Legend: WR – World record; CR – Commonwealth record; OC – Oceanian record; AR – Australian record; ACR – Australian All Comers record; Club – Australian Club record;

| Event | Gold |  | Silver |  | Bronze |  |
|---|---|---|---|---|---|---|
| 4 × 100 m medley relay | Southport A (Qld) | 3:56.51 | Nunawading A (Vic) | 3:56.81 | Knox Pymble A (NSW) | 3:58.89 |

==Club points scores==
The final club point scores are below. Note: Only the top ten clubs are listed.

Overall club point score
| Rank | Club | State | Points |
| 1 | St Peters Western | Qld | 1355.5 |
| 2 | Griffith University | Qld | 990 |
| 3 | Rackley | Qld | 719 |
| 4 | Bond | Qld | 625 |
| 5 | Nunawading | Vic | 540 |
| 6 | USC Spartans | Qld | 535.5 |
| 7 | Marion | SA | 524 |
| 8 | Chandler | Qld | 500 |
| 9 | Nudgee College | Qld | 384 |
| 10 | Southport | Qld | 344 |

==Broadcast==
In February 2021, it was announced that Amazon Prime Video had secured an exclusive, two-year live broadcast streaming deal with Swimming Australia.
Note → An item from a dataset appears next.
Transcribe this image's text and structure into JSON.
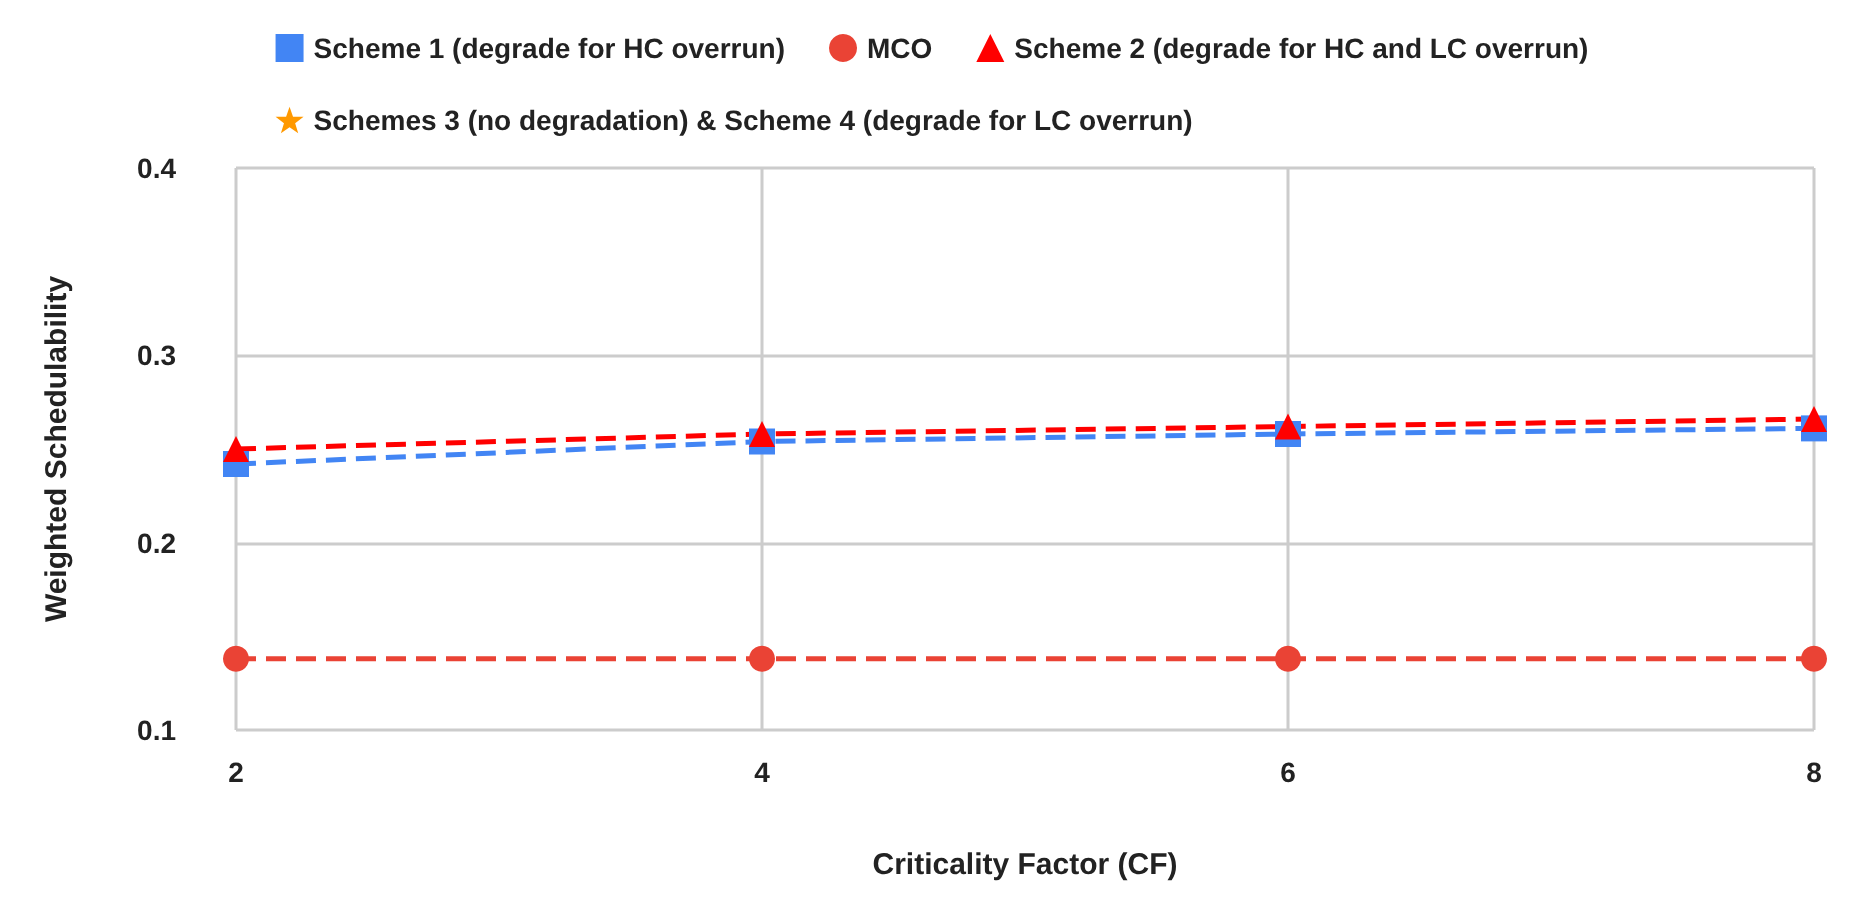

Like in 2021, both the heat sessions and final sessions were streamed live on Prime Video and on Swimming Australia's digital platform SwimTV. The commentary team consisted of Grant Hackett, Giaan Rooney, Nicole Livingstone and Annabelle Williams. Journalist Matt White hosted the coverage, while Jon Harker called the action.